L’operazione guidata dunque da Ruini e dall’ex cappelano della Camera ha però provocato più di un dissidio all’interno delle sale ovattate di San Pietro. Soprattutto non ha ricevuto l’avallo della Segreteria di Stato. Anzi, molti sospettano che la Conferenza episcopale,
guidata da un altro ruiniano come Bagnasco, si sia mossa approfittando dell’assenza del successore di Bertone al vertice della Curia. Pietro Parolin, infatti, sebbene nominato da tempo, si insedierà a Roma concretamente solo oggi. E pur stando a Padova non avrebbe gradito l’interferenza di una parte della Cei nei fatti della politica italiana. Anche perché Papa Bergoglio, fin dall’inizio del suo pontificato, ha sempre spiegato di volersi attenere ad una linea di “non intervento” nelle questioni dei partiti lasciando spazio al protagonismo dei laici.
Non è un caso che solo una parte dei vescovi italiani abbia assecondato i progetti “ruiniani”. Le più attive in questo senso sono state le diocesi del “Triangolo del nord”: Milano-Genova-Venezia.
Tutte e tre guidate da esponenti vicini a Don Camillo: Bagnasco, appunto, a Genova, Scola a Milano e Moraglia a Venezia. E tra le associazioni cattoliche di base è stata soprattutto Comunione e Liberazione, di cui sono esponenti di spicco proprio i ministri Lupi e Mauro (e alcuni scissionisti come Formigoni), e Rinnovamento nello Spirito Santo a promuovere l’operazione a favore del Nuovo Centrodestra. Il resto della galassia cattolica è rimasta in attesa, forse anche consapevole che alcuni equilibri all’interno della Conferenza episcopale appaiono “congelati” ma non “confermati”. Basti pensare alla semplice “proroga” concessa a Monsignor Crociata, segretario generale della Cei. O anche all’arcivescovo di Firenze Betori che potrebbe essere presto trasferito e che non ha mai nascosto una certa avversione nei confronti del sindaco fiorentino, Matteo Renzi, cattolico ma probabile leader del centrosinistra. «E’ chiaro — spiegava qualche mese fa proprio il candidato alla segretaria del Pd — che non sto simpatico all’Arcivescovo». Ed è chiaro che il disegno ruiniano punta a strappare anche una parte
consistente dei cattolici del Partito democratico, i suoi dirigenti e anche i suoi elettori, minando le basi originarie del progetto che ha unificato gli ex Ds e gli ex Ppi. Nella consapevolezza che in questa fase la tolda di comando del fronte progressista è proprio occupata da ex popolari come Letta e Renzi, non interessati ad un’operazione neocentrista, e quindi simbolicamente in grado di sgonfiare gli scenari a favore della Nuova unità dei cattolici.

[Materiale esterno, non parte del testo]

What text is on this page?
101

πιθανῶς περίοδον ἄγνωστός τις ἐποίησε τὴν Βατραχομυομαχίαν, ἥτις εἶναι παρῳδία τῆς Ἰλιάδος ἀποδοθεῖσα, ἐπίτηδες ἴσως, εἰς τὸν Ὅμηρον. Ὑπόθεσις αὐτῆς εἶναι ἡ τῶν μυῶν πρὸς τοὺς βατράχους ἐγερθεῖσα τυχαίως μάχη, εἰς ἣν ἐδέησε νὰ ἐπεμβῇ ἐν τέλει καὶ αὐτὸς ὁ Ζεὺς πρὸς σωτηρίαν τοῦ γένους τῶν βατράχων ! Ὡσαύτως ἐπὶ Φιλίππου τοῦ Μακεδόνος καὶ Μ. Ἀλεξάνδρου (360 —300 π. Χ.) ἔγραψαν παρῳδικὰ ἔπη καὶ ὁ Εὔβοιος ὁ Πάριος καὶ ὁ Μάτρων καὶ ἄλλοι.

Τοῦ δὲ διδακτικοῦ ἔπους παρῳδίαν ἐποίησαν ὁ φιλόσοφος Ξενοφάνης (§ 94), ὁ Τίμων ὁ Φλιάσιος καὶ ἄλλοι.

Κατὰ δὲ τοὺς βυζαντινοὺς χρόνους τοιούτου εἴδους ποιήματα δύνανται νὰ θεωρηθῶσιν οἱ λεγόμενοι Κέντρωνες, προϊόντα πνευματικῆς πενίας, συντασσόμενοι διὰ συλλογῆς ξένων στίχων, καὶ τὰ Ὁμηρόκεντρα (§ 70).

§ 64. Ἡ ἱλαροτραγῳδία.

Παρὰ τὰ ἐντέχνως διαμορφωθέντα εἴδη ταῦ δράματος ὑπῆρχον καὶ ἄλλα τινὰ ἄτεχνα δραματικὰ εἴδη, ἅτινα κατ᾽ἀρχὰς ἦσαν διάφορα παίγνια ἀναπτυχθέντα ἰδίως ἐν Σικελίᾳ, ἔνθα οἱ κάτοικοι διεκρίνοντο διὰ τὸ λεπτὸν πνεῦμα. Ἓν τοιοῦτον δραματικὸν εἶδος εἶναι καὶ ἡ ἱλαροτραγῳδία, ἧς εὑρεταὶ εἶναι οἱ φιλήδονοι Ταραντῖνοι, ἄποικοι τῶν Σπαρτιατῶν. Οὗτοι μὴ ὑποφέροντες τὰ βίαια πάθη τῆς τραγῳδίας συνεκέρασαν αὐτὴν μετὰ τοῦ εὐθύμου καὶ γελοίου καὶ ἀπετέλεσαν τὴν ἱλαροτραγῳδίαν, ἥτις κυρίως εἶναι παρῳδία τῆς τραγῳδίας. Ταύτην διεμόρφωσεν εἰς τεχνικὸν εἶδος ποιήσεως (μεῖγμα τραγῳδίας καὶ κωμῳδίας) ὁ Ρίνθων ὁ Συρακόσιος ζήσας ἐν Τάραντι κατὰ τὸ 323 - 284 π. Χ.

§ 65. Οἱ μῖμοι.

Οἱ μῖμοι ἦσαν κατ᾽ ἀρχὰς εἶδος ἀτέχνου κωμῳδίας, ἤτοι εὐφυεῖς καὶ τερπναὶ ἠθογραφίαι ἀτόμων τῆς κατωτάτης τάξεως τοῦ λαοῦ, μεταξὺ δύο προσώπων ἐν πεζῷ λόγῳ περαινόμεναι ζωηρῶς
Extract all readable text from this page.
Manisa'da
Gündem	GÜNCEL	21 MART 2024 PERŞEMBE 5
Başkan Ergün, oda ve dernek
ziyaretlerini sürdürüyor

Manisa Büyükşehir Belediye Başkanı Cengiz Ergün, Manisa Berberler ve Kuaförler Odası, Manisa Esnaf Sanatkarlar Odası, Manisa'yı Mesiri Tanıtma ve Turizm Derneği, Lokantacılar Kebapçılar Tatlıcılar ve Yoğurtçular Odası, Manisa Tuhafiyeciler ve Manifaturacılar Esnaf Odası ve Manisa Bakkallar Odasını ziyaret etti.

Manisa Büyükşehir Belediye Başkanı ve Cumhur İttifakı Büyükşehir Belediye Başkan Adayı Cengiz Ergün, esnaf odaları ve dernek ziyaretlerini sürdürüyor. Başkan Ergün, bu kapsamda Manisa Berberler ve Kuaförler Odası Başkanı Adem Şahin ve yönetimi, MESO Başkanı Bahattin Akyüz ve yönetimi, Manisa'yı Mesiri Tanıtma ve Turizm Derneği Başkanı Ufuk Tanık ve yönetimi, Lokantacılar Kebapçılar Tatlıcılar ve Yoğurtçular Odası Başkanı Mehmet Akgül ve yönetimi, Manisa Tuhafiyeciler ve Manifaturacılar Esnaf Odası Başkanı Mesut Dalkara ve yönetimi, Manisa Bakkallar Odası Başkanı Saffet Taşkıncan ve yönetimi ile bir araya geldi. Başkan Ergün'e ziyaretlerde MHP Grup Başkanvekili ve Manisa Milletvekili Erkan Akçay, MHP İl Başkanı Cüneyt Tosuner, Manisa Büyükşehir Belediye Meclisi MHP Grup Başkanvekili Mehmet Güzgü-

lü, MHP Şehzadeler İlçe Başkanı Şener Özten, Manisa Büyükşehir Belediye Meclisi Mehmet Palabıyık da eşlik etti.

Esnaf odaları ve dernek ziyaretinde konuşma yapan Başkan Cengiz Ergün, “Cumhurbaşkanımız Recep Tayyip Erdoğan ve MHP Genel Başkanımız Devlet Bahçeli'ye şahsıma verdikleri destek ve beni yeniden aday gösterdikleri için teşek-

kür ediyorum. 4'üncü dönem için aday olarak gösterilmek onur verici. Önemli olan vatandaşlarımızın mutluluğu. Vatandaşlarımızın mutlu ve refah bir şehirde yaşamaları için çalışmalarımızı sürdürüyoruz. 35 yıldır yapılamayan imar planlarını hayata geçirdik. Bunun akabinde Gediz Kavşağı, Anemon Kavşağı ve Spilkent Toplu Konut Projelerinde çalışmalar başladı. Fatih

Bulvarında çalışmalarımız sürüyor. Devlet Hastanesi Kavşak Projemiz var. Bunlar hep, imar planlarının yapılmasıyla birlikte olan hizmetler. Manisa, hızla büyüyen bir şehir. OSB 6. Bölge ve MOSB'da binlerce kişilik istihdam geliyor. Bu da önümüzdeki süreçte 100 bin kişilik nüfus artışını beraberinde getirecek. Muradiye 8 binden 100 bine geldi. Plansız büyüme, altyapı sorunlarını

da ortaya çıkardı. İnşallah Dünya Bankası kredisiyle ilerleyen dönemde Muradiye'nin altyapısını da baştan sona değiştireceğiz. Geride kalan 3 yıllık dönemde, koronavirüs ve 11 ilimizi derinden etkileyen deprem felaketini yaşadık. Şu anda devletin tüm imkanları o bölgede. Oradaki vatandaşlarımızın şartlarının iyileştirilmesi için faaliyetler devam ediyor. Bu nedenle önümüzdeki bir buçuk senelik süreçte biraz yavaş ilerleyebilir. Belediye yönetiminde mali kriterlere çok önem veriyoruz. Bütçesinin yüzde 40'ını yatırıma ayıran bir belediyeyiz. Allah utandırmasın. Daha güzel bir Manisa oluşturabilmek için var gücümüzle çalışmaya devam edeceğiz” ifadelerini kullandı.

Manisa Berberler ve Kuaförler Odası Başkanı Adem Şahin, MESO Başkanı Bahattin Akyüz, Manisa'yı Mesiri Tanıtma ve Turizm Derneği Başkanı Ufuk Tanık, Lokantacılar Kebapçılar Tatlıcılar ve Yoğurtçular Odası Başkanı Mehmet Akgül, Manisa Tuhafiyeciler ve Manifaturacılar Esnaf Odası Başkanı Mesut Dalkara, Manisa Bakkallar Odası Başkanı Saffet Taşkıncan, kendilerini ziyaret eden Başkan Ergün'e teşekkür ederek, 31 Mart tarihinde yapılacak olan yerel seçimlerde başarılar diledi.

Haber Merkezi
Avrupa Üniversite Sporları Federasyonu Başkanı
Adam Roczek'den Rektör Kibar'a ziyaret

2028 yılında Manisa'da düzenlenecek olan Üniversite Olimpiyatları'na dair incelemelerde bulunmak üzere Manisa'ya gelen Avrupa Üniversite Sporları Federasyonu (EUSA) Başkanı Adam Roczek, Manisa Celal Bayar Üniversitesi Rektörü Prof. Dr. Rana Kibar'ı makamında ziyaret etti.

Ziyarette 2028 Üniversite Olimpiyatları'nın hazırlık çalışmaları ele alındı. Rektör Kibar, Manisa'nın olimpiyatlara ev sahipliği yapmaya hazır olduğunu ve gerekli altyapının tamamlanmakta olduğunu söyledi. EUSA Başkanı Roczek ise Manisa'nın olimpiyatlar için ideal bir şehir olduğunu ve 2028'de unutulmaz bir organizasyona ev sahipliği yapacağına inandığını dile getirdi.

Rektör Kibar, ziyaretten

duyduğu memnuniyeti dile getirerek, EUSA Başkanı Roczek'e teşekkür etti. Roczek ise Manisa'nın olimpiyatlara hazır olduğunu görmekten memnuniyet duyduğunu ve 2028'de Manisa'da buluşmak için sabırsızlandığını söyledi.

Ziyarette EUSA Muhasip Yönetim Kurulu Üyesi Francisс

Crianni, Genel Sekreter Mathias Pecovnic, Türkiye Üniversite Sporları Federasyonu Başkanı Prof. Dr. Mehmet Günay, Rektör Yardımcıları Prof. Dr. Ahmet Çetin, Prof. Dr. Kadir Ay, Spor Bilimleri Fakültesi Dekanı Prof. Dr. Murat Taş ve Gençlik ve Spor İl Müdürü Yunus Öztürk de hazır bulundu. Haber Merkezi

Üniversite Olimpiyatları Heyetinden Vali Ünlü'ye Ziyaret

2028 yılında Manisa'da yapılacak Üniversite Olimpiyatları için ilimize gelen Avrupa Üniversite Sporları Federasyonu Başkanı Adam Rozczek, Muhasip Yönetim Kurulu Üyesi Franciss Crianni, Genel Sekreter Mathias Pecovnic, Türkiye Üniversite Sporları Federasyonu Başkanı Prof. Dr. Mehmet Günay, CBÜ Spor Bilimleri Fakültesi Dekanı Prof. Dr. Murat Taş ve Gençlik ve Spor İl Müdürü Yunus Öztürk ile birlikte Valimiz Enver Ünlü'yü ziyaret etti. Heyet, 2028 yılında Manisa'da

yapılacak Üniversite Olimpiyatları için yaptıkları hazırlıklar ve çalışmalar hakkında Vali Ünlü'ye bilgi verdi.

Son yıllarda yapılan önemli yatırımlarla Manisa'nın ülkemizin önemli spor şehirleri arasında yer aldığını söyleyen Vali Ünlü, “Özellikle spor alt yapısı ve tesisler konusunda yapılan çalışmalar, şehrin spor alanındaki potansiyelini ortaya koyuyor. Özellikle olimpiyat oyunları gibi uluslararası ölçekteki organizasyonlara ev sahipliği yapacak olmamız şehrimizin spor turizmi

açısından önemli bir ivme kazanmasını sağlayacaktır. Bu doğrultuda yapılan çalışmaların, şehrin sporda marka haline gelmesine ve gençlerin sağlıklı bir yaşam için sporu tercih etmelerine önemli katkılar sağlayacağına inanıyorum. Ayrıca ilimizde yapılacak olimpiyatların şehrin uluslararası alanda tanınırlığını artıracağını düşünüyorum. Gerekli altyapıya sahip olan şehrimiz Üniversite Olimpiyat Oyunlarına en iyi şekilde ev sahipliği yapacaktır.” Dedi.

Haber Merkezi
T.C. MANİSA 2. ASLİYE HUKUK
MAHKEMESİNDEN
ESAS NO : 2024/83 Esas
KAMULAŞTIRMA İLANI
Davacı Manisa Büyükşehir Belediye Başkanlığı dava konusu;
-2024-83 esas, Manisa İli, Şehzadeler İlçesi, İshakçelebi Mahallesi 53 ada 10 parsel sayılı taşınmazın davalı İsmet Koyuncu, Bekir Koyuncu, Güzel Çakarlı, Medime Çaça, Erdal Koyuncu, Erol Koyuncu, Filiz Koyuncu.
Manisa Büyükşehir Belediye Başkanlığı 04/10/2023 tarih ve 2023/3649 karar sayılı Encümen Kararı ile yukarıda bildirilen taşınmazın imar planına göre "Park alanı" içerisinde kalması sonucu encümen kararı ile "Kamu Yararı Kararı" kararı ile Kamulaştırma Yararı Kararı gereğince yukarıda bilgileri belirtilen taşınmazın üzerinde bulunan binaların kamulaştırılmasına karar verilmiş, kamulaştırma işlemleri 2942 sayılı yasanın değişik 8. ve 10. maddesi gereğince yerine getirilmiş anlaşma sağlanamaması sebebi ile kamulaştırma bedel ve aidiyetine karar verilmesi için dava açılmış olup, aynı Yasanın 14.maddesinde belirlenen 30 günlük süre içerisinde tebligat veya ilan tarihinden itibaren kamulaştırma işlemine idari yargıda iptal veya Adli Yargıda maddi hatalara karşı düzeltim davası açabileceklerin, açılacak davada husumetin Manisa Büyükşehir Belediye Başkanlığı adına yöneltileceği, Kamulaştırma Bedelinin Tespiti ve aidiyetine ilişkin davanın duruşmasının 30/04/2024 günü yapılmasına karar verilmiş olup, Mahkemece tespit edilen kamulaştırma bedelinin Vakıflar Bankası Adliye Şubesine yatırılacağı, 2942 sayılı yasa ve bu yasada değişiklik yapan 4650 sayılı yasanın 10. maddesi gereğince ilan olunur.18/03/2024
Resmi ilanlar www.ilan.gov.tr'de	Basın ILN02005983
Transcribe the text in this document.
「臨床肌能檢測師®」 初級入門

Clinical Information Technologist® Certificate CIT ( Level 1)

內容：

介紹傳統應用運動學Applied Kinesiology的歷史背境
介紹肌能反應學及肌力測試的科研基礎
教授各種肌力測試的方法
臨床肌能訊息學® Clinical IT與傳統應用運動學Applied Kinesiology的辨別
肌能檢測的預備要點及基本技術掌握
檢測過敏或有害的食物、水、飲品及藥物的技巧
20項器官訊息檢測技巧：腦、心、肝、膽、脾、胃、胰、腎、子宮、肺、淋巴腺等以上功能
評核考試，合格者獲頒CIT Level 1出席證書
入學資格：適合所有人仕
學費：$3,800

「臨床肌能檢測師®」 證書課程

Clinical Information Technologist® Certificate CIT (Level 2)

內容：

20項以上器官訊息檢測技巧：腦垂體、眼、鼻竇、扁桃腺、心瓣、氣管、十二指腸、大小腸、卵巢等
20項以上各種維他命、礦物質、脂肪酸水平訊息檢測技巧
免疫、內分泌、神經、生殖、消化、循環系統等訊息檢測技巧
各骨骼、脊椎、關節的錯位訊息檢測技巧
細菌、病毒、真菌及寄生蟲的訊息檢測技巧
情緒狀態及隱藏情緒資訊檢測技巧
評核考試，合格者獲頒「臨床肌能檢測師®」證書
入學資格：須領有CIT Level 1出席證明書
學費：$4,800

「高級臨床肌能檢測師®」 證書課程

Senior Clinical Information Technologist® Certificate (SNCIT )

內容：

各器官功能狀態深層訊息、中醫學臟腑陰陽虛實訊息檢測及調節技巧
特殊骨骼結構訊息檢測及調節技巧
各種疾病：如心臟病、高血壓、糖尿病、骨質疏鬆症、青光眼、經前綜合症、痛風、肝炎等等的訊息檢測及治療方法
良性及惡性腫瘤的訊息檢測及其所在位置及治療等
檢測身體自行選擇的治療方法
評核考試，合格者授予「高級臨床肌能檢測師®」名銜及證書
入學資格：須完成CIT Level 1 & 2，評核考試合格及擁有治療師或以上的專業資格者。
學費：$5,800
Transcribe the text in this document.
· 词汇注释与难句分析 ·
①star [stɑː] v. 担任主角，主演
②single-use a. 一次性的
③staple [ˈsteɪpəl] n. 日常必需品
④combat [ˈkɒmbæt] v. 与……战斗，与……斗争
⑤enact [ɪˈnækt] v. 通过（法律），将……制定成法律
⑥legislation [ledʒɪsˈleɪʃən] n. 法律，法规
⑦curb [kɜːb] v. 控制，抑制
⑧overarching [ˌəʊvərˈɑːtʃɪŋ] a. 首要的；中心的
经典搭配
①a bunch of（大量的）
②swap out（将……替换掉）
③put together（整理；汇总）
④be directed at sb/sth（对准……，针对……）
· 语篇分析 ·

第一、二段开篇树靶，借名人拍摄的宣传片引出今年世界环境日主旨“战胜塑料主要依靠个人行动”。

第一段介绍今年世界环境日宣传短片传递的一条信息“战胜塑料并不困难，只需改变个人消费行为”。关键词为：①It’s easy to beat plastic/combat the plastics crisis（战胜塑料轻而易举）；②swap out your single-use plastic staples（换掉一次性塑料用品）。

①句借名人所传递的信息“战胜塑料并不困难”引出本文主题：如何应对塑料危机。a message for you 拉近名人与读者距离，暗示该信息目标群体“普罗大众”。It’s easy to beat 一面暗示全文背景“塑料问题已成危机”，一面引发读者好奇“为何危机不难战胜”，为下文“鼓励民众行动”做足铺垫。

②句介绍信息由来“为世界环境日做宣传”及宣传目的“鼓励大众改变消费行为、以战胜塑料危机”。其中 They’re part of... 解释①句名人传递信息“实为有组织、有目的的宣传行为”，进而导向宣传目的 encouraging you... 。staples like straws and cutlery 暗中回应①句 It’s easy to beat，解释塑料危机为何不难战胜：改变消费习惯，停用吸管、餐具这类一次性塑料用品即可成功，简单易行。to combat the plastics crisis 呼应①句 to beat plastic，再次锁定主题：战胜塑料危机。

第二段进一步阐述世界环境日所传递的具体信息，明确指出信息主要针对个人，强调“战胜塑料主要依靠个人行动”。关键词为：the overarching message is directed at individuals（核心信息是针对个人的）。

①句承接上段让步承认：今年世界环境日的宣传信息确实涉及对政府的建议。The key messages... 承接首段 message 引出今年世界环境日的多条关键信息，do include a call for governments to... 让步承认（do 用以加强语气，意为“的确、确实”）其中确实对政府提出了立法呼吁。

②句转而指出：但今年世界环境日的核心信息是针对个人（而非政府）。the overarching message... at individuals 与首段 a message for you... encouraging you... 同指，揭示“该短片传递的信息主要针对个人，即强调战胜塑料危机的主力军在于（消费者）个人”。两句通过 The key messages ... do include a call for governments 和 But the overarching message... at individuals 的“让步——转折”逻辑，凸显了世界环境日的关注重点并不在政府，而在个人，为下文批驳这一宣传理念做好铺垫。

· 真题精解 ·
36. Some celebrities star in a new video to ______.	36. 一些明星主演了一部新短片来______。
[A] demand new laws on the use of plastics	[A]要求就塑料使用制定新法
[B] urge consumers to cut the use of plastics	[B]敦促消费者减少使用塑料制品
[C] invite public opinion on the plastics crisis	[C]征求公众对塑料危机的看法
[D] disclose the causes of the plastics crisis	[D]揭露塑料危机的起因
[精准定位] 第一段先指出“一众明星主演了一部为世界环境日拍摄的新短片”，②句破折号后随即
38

E del resto non è un caso che tra i pilastri della separazione da Berlusconi ci siano quegli esponenti del Pdl che nel 2009 si sono battuti in sintonia con le richieste del mondo ecclesiastico sul caso Englaro. Allora in prima fila spiccavano proprio uomini come Lupi, Quagliariello, Sacconi. Alcuni di loro cattolici dell’ultima ora che hanno abbracciato con vigore la ragioni della Chiesa. «In quei giorni — raccontava qualche mese fa Beppe Pisanu — Sacconi mi diceva “noi cattolici non possiamo cedere sul caso di questa ragazza”. E io gli rispondevo: voi ex socialisti atei in effetti sì che siete cattolici, mica un democristiano come me…».